Screenshot Euclidean near-neighbor graphs
One way to compute the Euclidean MST is to generate a graph with edges connecting every pair of points within a distance d, as in the graph in Screenshot et al. However, this method yields too many edges if d is too large (top) and is not guaranteed to have edges connecting all the points if d is smaller than the longest edge in the MST (bottom).
With all the possible choices that we have for approaching this problem and with the possibility of linear algorithms for the general MST problem, it is important to note that there is a simple lower bound on the best that we could do. Property 20.14 Finding the Euclidean MST of N points is no easier than sorting N numbers. Proof: Given a list of numbers to be sorted, convert the list into a list of points where the x coordinate is taken from the corresponding number of the list and the y coordinate is 0. Find the MST of that list of points.
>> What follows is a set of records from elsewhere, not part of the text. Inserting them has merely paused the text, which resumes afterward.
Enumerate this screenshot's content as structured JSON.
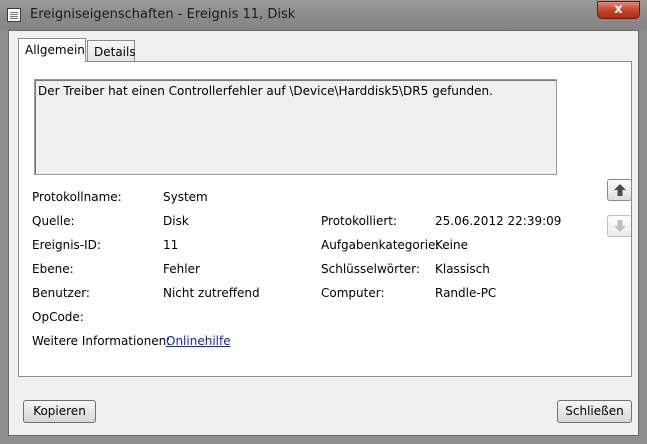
{
  "window": {
    "title": "Ereigniseigenschaften - Ereignis 11, Disk",
    "close_label": "x"
  },
  "tabs": [
    {
      "label": "Allgemein",
      "active": true
    },
    {
      "label": "Details",
      "active": false
    }
  ],
  "message": "Der Treiber hat einen Controllerfehler auf \\Device\\Harddisk5\\DR5 gefunden.",
  "fields": {
    "protokollname": {
      "label": "Protokollname:",
      "value": "System"
    },
    "quelle": {
      "label": "Quelle:",
      "value": "Disk"
    },
    "ereignis_id": {
      "label": "Ereignis-ID:",
      "value": "11"
    },
    "ebene": {
      "label": "Ebene:",
      "value": "Fehler"
    },
    "benutzer": {
      "label": "Benutzer:",
      "value": "Nicht zutreffend"
    },
    "opcode": {
      "label": "OpCode:",
      "value": ""
    },
    "weitere": {
      "label": "Weitere Informationen:",
      "link": "Onlinehilfe"
    },
    "protokolliert": {
      "label": "Protokolliert:",
      "value": "25.06.2012 22:39:09"
    },
    "aufgabenkategorie": {
      "label": "Aufgabenkategorie:",
      "value": "Keine"
    },
    "schluesselwoerter": {
      "label": "Schlüsselwörter:",
      "value": "Klassisch"
    },
    "computer": {
      "label": "Computer:",
      "value": "Randle-PC"
    }
  },
  "buttons": {
    "copy": "Kopieren",
    "close": "Schließen"
  },
  "icons": {
    "prev": "arrow-up-icon",
    "next": "arrow-down-icon"
  },
  "colors": {
    "link": "#0b28c8",
    "close_button": "#c7432b"
  }
}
Then (as we did for Kruskal's algorithm), put the points into a graph ADT and run DFS to produce a spanning tree, starting at the point with the lowest x coordinate. That spanning tree amounts to a linked-list sort of the numbers in order.
Precise interpretations of this lower bound are complicated because the basic operations used for the two problems (comparisons of coordinates for the sorting problem, distances for the MST problem) are different and because there is a possibility of using methods such as radix sort and grid methods. However, we may interpret the bound to mean that, as we do sorting, we should consider a Euclidean MST algorithm that uses N lg N comparisons to be optimal unless we exploit numerical properties of the coordinates, in which case we might expect it to be linear time (see reference section). It is interesting to reflect on the relationship between graph and geometric algorithms that is brought out by the Euclidean MST problem. Many of the practical problems that we might encounter could be formulated either as geometric problems or as graph problems. If the physical placement of objects is a dominating characteristic, then the geometric algorithms of Part 7 may be called for; but if interconnections between objects are of fundamental importance, then the graph algorithms of this section may be better. The Euclidean MST seems to fall at the interface between these two approaches (the input involves geometry and the output involves interconnections), and the development of simple, straightforward methods for the Euclidean MST remains an elusive goal. In , we see a similar problem that falls at this interface, but where a Euclidean approach admits substantially faster algorithms than do the corresponding graph problems.